Россия входит в Европу: Императрица Елизавета Петровна и война за Австрийское наследство, 1740-1750 - страница 49
Австро-британский клан, твердо вознамерившийся «взять верх», решил начать с устранения Лестока и Брюммера: их «головы» должны были «слететь незамедлительно»>{257}. Если прежде при русском дворе наибольшим влиянием пользовались Австрия, а затем Франция, то после 1744 года пальма первенства перешла к Англии. Представители Марии-Терезии, памятуя о деле Ботты, вели себя более чем сдержанно и прятались за спинами своих британских коллег. Фридриху предстояло сделать выбор: либо уступить требованиям англичан, предав тем самым французских союзников и своих русских друзей>{258}, либо продолжать хранить верность (относительную) Людовику XV и тем поставить самого себя в крайне затруднительное положение.
Лесток и Брюммер — новые жертвы австро-британской партии — дополняли друг друга. Брюммер пользовался репутацией человека последовательного, покладистого и преданного своим друзьям (качества, если верить Дальону, в России чрезвычайно редкие). Флегматичный и невозмутимый, он умел усмирять чересчур живого Лестока. Пылкий француз говорил откровенно со всеми, включая императрицу, и нередко даже злоупотреблял своей непосредственностью. Он играл при дворе очень важную роль, ибо пересказывал своей августейшей пациентке все придворные слухи, впрочем, охотно видоизменяя их в соответствии с собственными симпатиями и антипатиями>{259}. Тесно связанные с женским кланом, в который входили родственницы императрицы, Лесток и Брюммер составляли костяк франко-прусской группировки при русском дворе. Оба пользовались абсолютным доверием Ла Шетарди и Мардефельда, а позже Дальона и Финкенштейна, хотя Лесток, более отважный, более умный, да и более могущественный, вызывал больше симпатий. Единомышленники собирались в доме Брюммера, обсуждали способы борьбы с переменчивым нравом чувствительной Елизаветы и коварством общего врага — Бестужева и поддерживающего его австро-английского клана. Как и его друзья-дипломаты, Лесток, единственный, кто осмеливался выступать против канцлера, пережил пик своей славы в 1743–1744 годах. В эту пору Елизавета решила даже включить его в число участников Императорского совета, что не могло не встревожить противников француза. Не смея в открытую спорить с царицей (она не терпела несогласных), Бестужев принялся настраивать против него других сановников. Отговорить Елизавету от назначения на столь высокий пост иностранца попытался фельдмаршал Долгорукий, но царица «заткнула ему рот», возразивши, что «без г-на Лестока не сидела бы она на русском престоле, да и сам Долгорукий томился бы в темнице»>{260}. На заседаниях совета Лесток попытался развить бурную деятельность, но чувствовал себя там очень одиноко: остальные члены совета прислушивались к его мнению только из почтения к государыне, а втайне обдумывали способы окончательно его скомпрометировать…

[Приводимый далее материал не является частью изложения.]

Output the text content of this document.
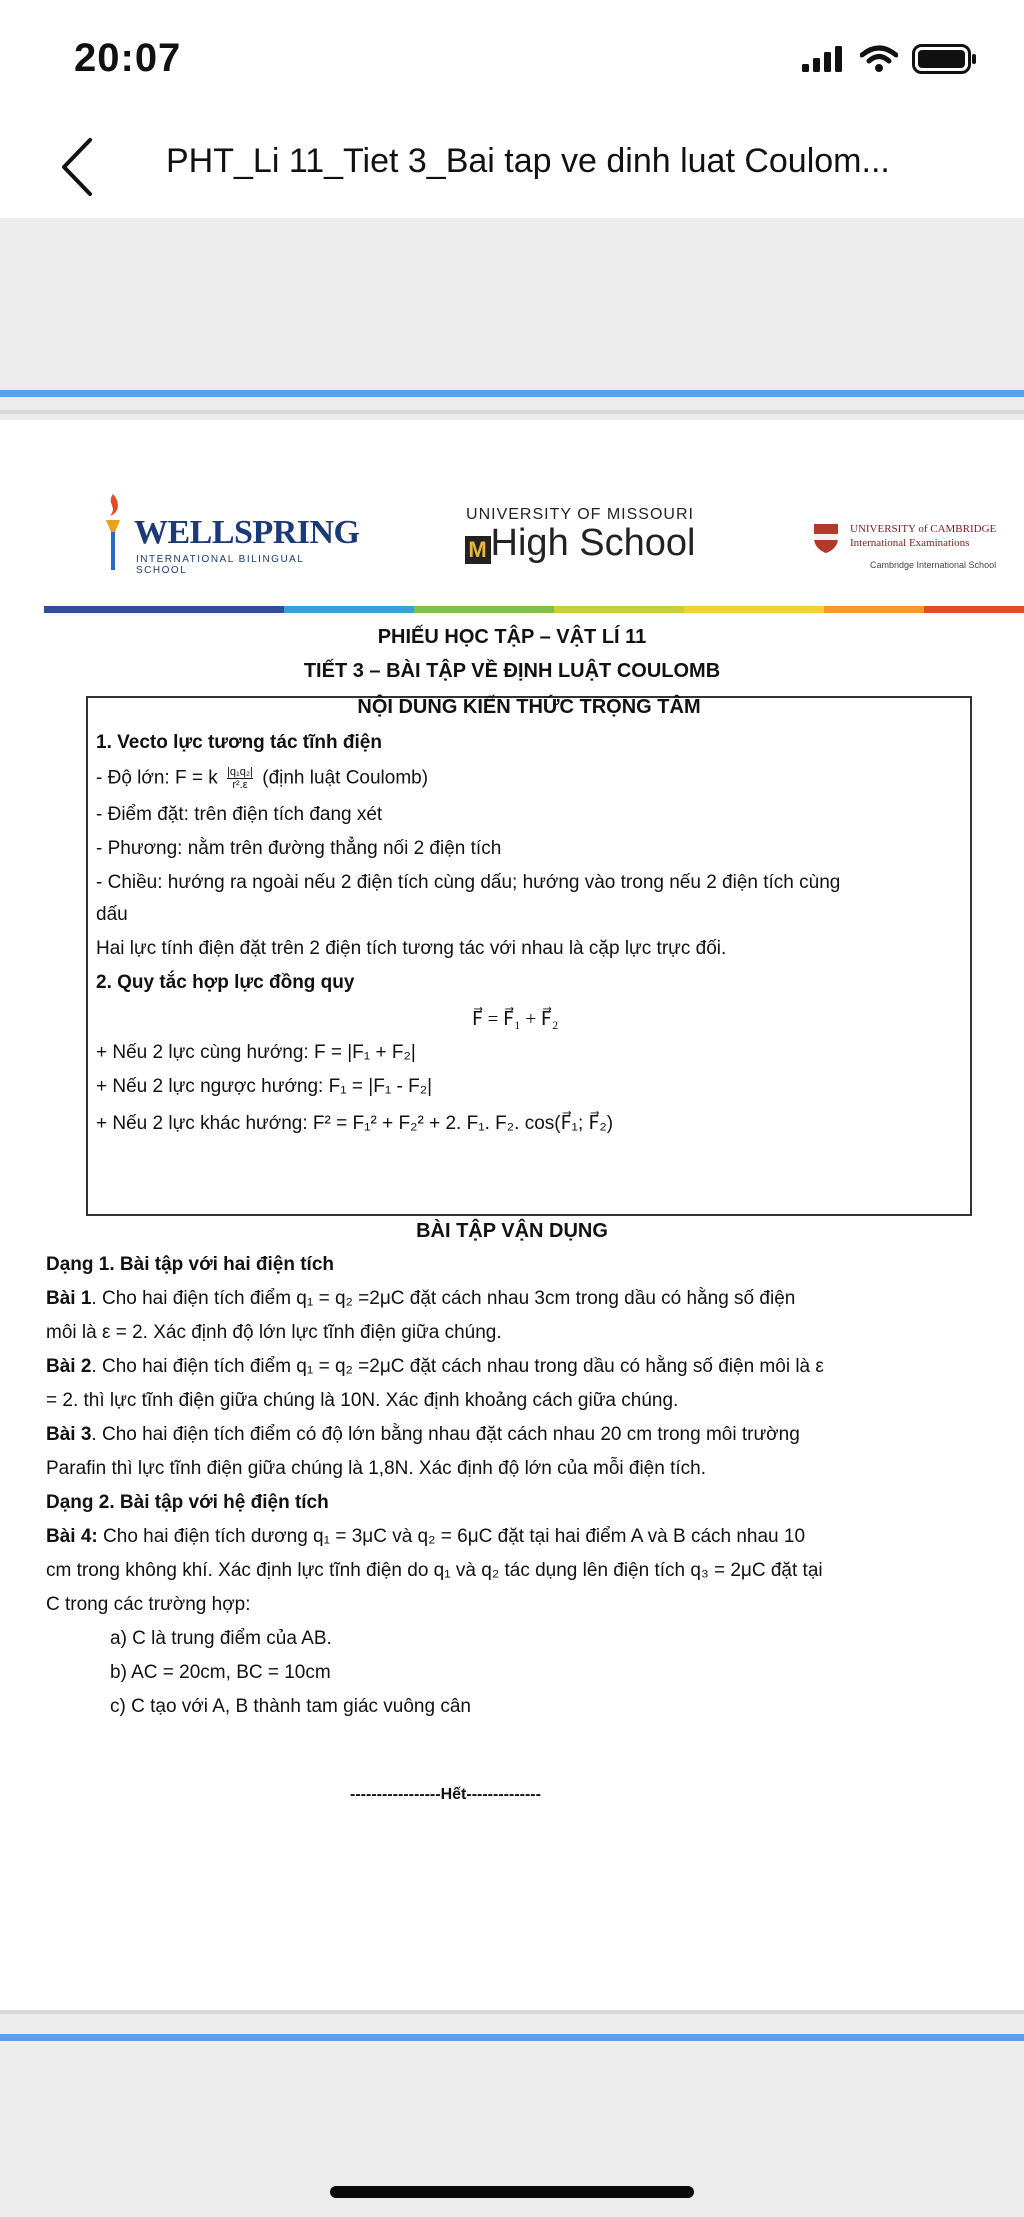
20:07
PHT_Li 11_Tiet 3_Bai tap ve dinh luat Coulom...
WELLSPRING
INTERNATIONAL BILINGUAL SCHOOL
UNIVERSITY OF MISSOURI
M High School	UNIVERSITY of CAMBRIDGE
International Examinations
Cambridge International School
PHIẾU HỌC TẬP – VẬT LÍ 11
TIẾT 3 – BÀI TẬP VỀ ĐỊNH LUẬT COULOMB
NỘI DUNG KIẾN THỨC TRỌNG TÂM
1. Vecto lực tương tác tĩnh điện
- Độ lớn: F = k $\frac{\text{|q₁q₂|}}{\text{r².ε}}$ (định luật Coulomb)
- Điểm đặt: trên điện tích đang xét
- Phương: nằm trên đường thẳng nối 2 điện tích
- Chiều: hướng ra ngoài nếu 2 điện tích cùng dấu; hướng vào trong nếu 2 điện tích cùng
dấu
Hai lực tính điện đặt trên 2 điện tích tương tác với nhau là cặp lực trực đối.
2. Quy tắc hợp lực đồng quy
F⃗ = F⃗₁ + F⃗₂
+ Nếu 2 lực cùng hướng: F = |F₁ + F₂|
+ Nếu 2 lực ngược hướng: F₁ = |F₁ - F₂|
+ Nếu 2 lực khác hướng: F² = F₁² + F₂² + 2. F₁. F₂. cos(F⃗₁; F⃗₂)
BÀI TẬP VẬN DỤNG
Dạng 1. Bài tập với hai điện tích
Bài 1. Cho hai điện tích điểm q₁ = q₂ =2μC đặt cách nhau 3cm trong dầu có hằng số điện
môi là ε = 2. Xác định độ lớn lực tĩnh điện giữa chúng.
Bài 2. Cho hai điện tích điểm q₁ = q₂ =2μC đặt cách nhau trong dầu có hằng số điện môi là ε
= 2. thì lực tĩnh điện giữa chúng là 10N. Xác định khoảng cách giữa chúng.
Bài 3. Cho hai điện tích điểm có độ lớn bằng nhau đặt cách nhau 20 cm trong môi trường
Parafin thì lực tĩnh điện giữa chúng là 1,8N. Xác định độ lớn của mỗi điện tích.
Dạng 2. Bài tập với hệ điện tích
Bài 4: Cho hai điện tích dương q₁ = 3μC và q₂ = 6μC đặt tại hai điểm A và B cách nhau 10
cm trong không khí. Xác định lực tĩnh điện do q₁ và q₂ tác dụng lên điện tích q₃ = 2μC đặt tại
C trong các trường hợp:
a) C là trung điểm của AB.
b) AC = 20cm, BC = 10cm
c) C tạo với A, B thành tam giác vuông cân
-----------------Hết--------------
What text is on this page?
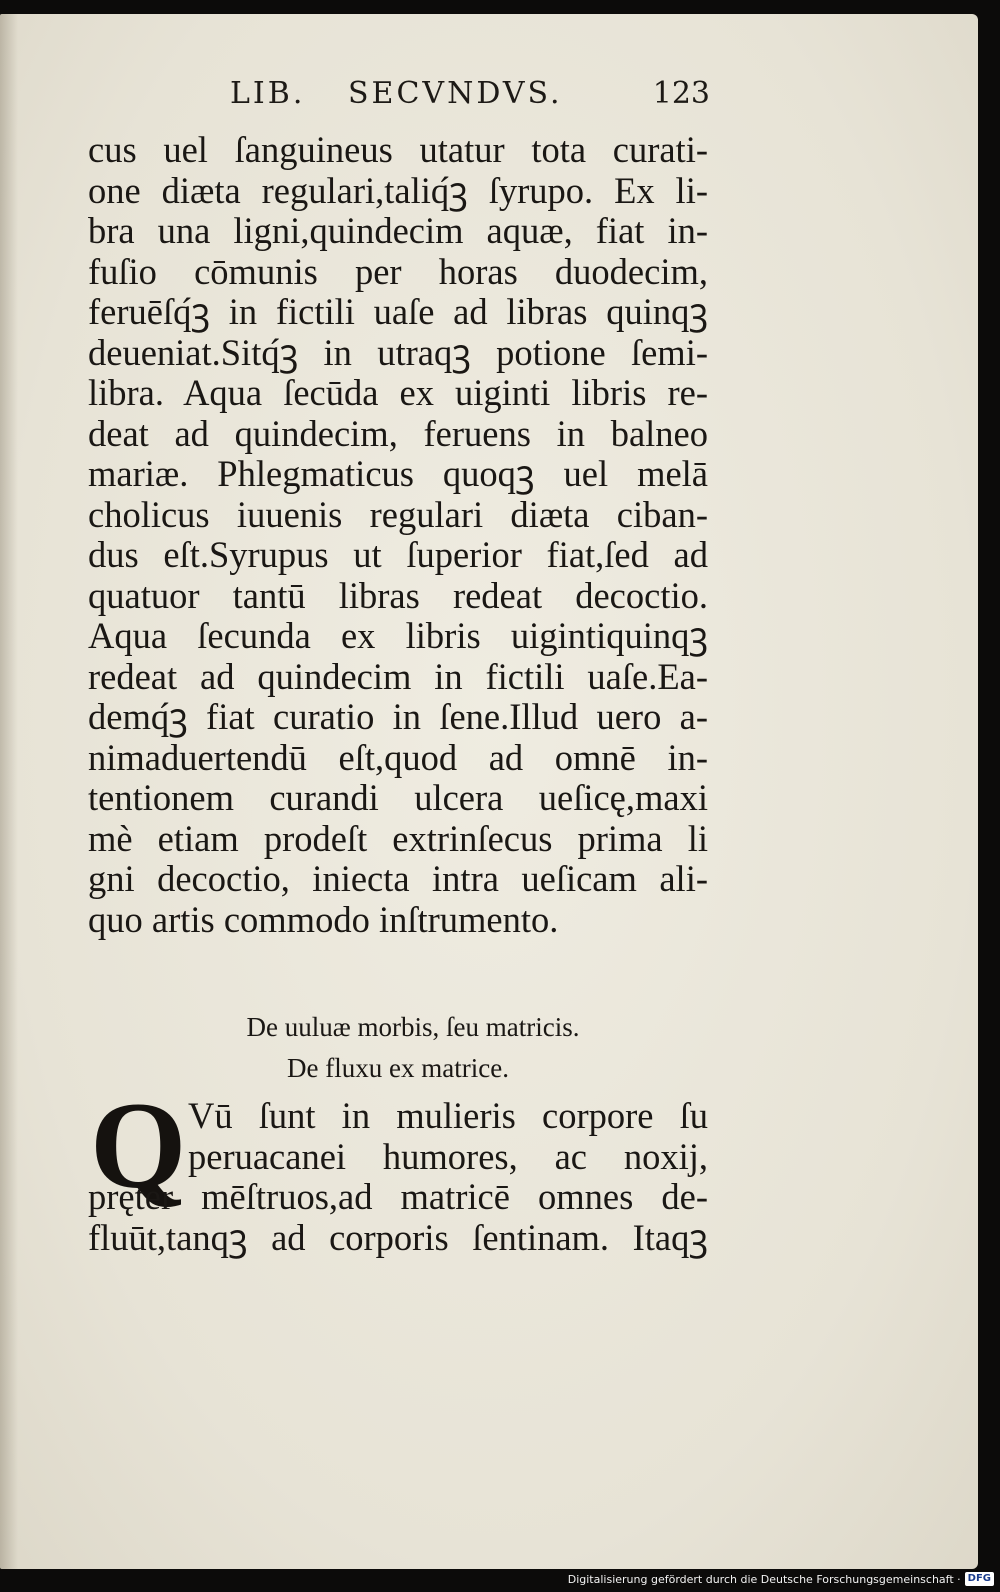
LIB. SECVNDVS.	123
cus uel ſanguineus utatur tota curati-
one diæta regulari,taliq́ꝫ ſyrupo. Ex li-
bra una ligni,quindecim aquæ, fiat in-
fuſio cōmunis per horas duodecim,
feruēſq́ꝫ in fictili uaſe ad libras quinqꝫ
deueniat.Sitq́ꝫ in utraqꝫ potione ſemi-
libra. Aqua ſecūda ex uiginti libris re-
deat ad quindecim, feruens in balneo
mariæ. Phlegmaticus quoqꝫ uel melā
cholicus iuuenis regulari diæta ciban-
dus eſt.Syrupus ut ſuperior fiat,ſed ad
quatuor tantū libras redeat decoctio.
Aqua ſecunda ex libris uigintiquinqꝫ
redeat ad quindecim in fictili uaſe.Ea-
demq́ꝫ fiat curatio in ſene.Illud uero a-
nimaduertendū eſt,quod ad omnē in-
tentionem curandi ulcera ueſicę,maxi
mè etiam prodeſt extrinſecus prima li
gni decoctio, iniecta intra ueſicam ali-
quo artis commodo inſtrumento.
De uuluæ morbis, ſeu matricis.
De fluxu ex matrice.
Q Vū ſunt in mulieris corpore ſu
peruacanei humores, ac noxij,
pręter mēſtruos,ad matricē omnes de-
fluūt,tanqꝫ ad corporis ſentinam. Itaqꝫ
Digitalisierung gefördert durch die Deutsche Forschungsgemeinschaft · DFG
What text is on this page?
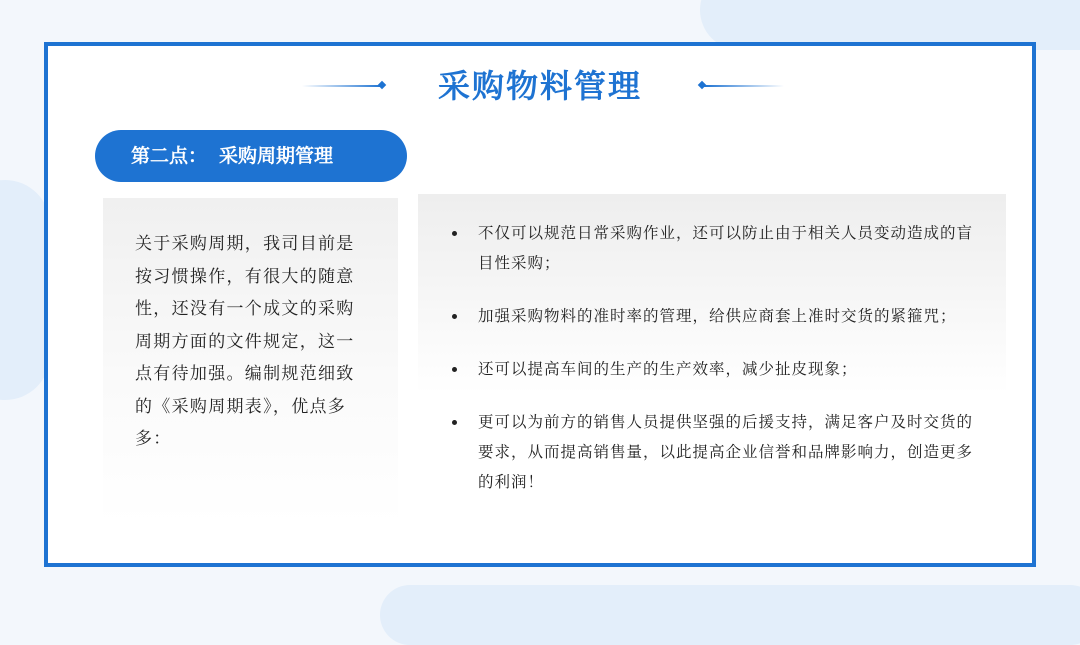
采购物料管理
第二点： 采购周期管理

关于采购周期，我司目前是按习惯操作，有很大的随意性，还没有一个成文的采购周期方面的文件规定，这一点有待加强。编制规范细致的《采购周期表》，优点多多：

不仅可以规范日常采购作业，还可以防止由于相关人员变动造成的盲目性采购；
加强采购物料的准时率的管理，给供应商套上准时交货的紧箍咒；
还可以提高车间的生产的生产效率，减少扯皮现象；
更可以为前方的销售人员提供坚强的后援支持，满足客户及时交货的要求，从而提高销售量，以此提高企业信誉和品牌影响力，创造更多的利润！
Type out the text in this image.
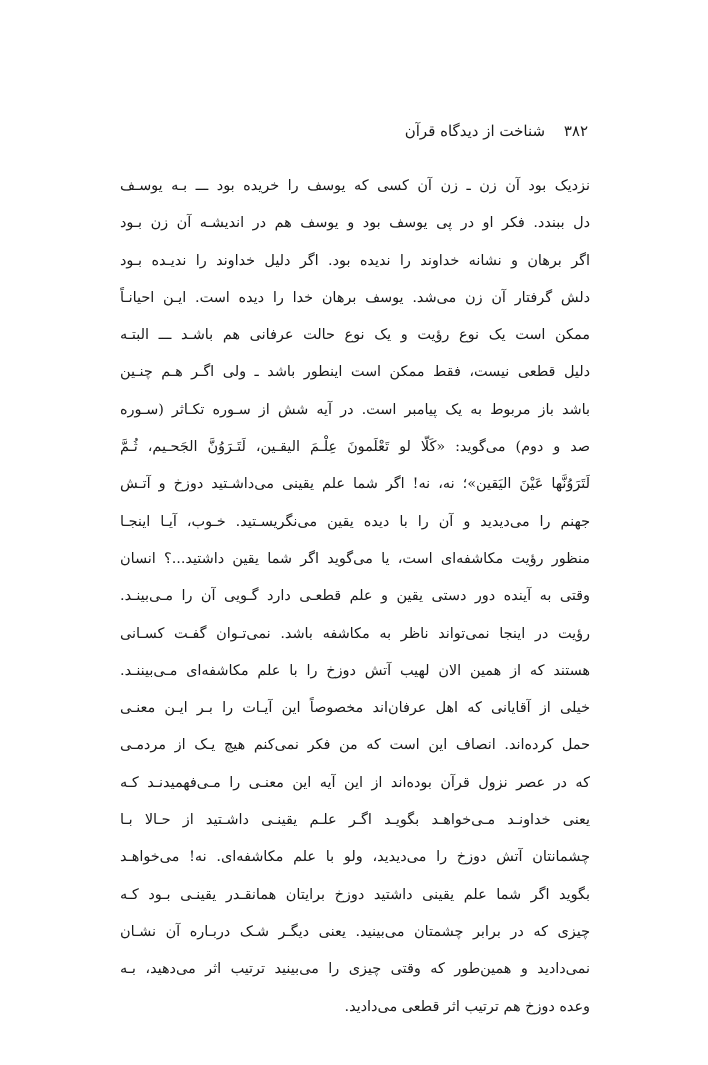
۳۸۲ شناخت از دیدگاه قرآن
نزدیک بود آن زن ـ زن آن کسی که یوسف را خریده بود ـــ بـه یوسـف
دل ببندد. فکر او در پی یوسف بود و یوسف هم در اندیشـه آن زن بـود
اگر برهان و نشانه خداوند را ندیده بود. اگر دلیل خداوند را ندیـده بـود
دلش گرفتار آن زن می‌شد. یوسف برهان خدا را دیده است. ایـن احیانـاً
ممکن است یک نوع رؤیت و یک نوع حالت عرفانی هم باشـد ـــ البتـه
دلیل قطعی نیست، فقط ممکن است اینطور باشد ـ ولی اگـر هـم چنـین
باشد باز مربوط به یک پیامبر است. در آیه شش از سـوره تکـاثر (سـوره
صد و دوم) می‌گوید: «كَلّا لو تَعْلَمونَ عِلْـمَ اليقـين، لَتَـرَوُنَّ الجَحـيم، ثُـمَّ
لَتَرَوُنَّها عَيْنَ اليَقين»؛ نه، نه! اگر شما علم یقینی می‌داشـتید دوزخ و آتـش
جهنم را می‌دیدید و آن را با دیده یقین می‌نگریسـتید. خـوب، آیـا اینجـا
منظور رؤیت مکاشفه‌ای است، یا می‌گوید اگر شما یقین داشتید...؟ انسان
وقتی به آینده دور دستی یقین و علم قطعـی دارد گـویی آن را مـی‌بینـد.
رؤیت در اینجا نمی‌تواند ناظر به مکاشفه باشد. نمی‌تـوان گفـت کسـانی
هستند که از همین الان لهیب آتش دوزخ را با علم مکاشفه‌ای مـی‌بیننـد.
خیلی از آقایانی که اهل عرفان‌اند مخصوصاً این آیـات را بـر ایـن معنـی
حمل کرده‌اند. انصاف این است که من فکر نمی‌کنم هیچ یـک از مردمـی
که در عصر نزول قرآن بوده‌اند از این آیه این معنـی را مـی‌فهمیدنـد کـه
یعنی خداونـد مـی‌خواهـد بگویـد اگـر علـم یقینـی داشـتید از حـالا بـا
چشمانتان آتش دوزخ را می‌دیدید، ولو با علم مکاشفه‌ای. نه! می‌خواهـد
بگوید اگر شما علم یقینی داشتید دوزخ برایتان همانقـدر یقینـی بـود کـه
چیزی که در برابر چشمتان می‌بینید. یعنی دیگـر شـک دربـاره آن نشـان
نمی‌دادید و همین‌طور که وقتی چیزی را می‌بینید ترتیب اثر می‌دهید، بـه
وعده دوزخ هم ترتیب اثر قطعی می‌دادید.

За исключением Воронцова и Румянцева, положиться Лестоку было практически не на кого. Генерал-прокурор Сената князь Трубецкой казался французам «храбрейшим и предпреимчивейшим из всех, кто в этой стране обитает»[77], Фридрих же, не доверявший никому из представителей старинного русского дворянства, утверждал, что у Трубецкого непостоянный нрав и дело с с ним иметь невозможно>{261}. С годами прокурор отдалился от тех соотечественников, которые мечтали посадить на трон малолетнего Ивана Антоновича и править государством от его имени. Знатное происхождение Трубецкого заставляло его сторониться тех, кто возвысился в царствование Петра I, не говоря уже о людях столь сомнительных, как лейб-медик Лесток и гофмаршал великого князя Петра Федоровича Брюммер, однако общая ненависть к Бестужеву способствовала их сближению. Надежного союзника (также недооцененного прусским королем) имели заговорщики в лице главы Тайной канцелярии Ушакова. Пруссаки допускали грубейшую ошибку, презирая потомков бояр и делая ставку исключительно на деятелей петровского времени, чья цивилизованность на поверку нередко оказывалась мнимой.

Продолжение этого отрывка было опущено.